Mabati Mills profit rises to Sh756 million

Mabati Rolling Mills workers at a plant. PHOTO | FILE

What you need to know:

  • MRM made a net profit of Sh755.7 million in the review period compared to Sh657 million the year before.

Building materials manufacturer Mabati Rolling Mills (MRM) posted a 15 per cent net profit jump in the year ended December boosted by increased sales.

The company, whose Sh2 billion bonds mature in October, made a net profit of Sh755.7 million in the review period compared to Sh657 million the year before.

MRM made an operating profit of Sh1.9 billion in the period, representing a 2.2 times coverage of its Sh860.3 million finance costs.

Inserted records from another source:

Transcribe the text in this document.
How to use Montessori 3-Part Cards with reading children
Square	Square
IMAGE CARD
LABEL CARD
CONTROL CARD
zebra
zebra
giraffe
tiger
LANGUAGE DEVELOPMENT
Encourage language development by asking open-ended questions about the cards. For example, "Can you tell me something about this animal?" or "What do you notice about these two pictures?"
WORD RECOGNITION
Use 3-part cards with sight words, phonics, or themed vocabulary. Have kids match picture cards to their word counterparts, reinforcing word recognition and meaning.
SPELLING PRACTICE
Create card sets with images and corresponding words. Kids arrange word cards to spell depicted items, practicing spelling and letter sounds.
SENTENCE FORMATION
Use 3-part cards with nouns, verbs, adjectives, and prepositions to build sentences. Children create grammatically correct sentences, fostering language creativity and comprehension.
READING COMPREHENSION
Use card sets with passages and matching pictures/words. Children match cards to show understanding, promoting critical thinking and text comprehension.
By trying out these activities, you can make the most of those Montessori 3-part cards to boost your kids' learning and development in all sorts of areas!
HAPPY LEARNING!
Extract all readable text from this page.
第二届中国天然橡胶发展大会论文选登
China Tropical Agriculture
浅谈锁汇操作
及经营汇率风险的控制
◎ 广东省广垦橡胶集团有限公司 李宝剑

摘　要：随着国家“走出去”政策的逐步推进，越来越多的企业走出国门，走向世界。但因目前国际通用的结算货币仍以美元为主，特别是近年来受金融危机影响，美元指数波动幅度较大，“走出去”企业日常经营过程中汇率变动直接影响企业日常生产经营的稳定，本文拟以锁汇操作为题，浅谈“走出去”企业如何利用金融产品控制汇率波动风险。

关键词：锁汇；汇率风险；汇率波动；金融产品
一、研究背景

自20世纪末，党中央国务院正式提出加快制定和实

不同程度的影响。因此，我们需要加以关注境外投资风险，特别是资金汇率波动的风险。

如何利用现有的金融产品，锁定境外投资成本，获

Its borrowings more than doubled to Sh6 billion from Sh2.9 billion. MRM in 2008 raised a total of Sh2 billion through two eight-year corporate bonds.

One bond, with a fixed coupon of 13 per cent, raised Sh1.3 billion. The other, whose coupon floats at an extra 1.75 per cent on the prevailing T-Bill rates, raised Sh621.5 million.

The increase in borrowings saw its finance costs rise 96.1 per cent to Sh860.3 million compared to Sh438.5 million a year earlier.

MRM’s sales of materials, including galvanized aluminium-zinc sheets, rose 4.9 per cent to Sh17.2 billion.

Its cost of goods sold (Cogs) rose 1.6 per cent to Sh13.7 billion, with other expenses rising at faster rates.

MRM’s distribution expenses jumped 34.4 per cent to Sh530 million while administrative expenses increased 12.5 per cent to Sh1 billion.

The company’s comprehensive income more than doubled to Sh1 billion from Sh489.5 million. This came after a net revaluation surplus of Sh297.7 million added to the net profit of Sh755.7 million in the period.

The company’s bonds last traded at their face value, according to trading statistics from the Nairobi Securities Exchange.

Investors in MRM bonds will have more than doubled their money when the debt is redeemed in October.

Faith in corporate bonds, which have paid a little premium on risk-free government debt, has however been shaken in the wake of the collapse of Imperial Bank and Chase Bank which raised Sh2 billion and Sh4.8 billion respectively.

Investors in the firms are facing uncertainty over the payment of interest and return of their capital.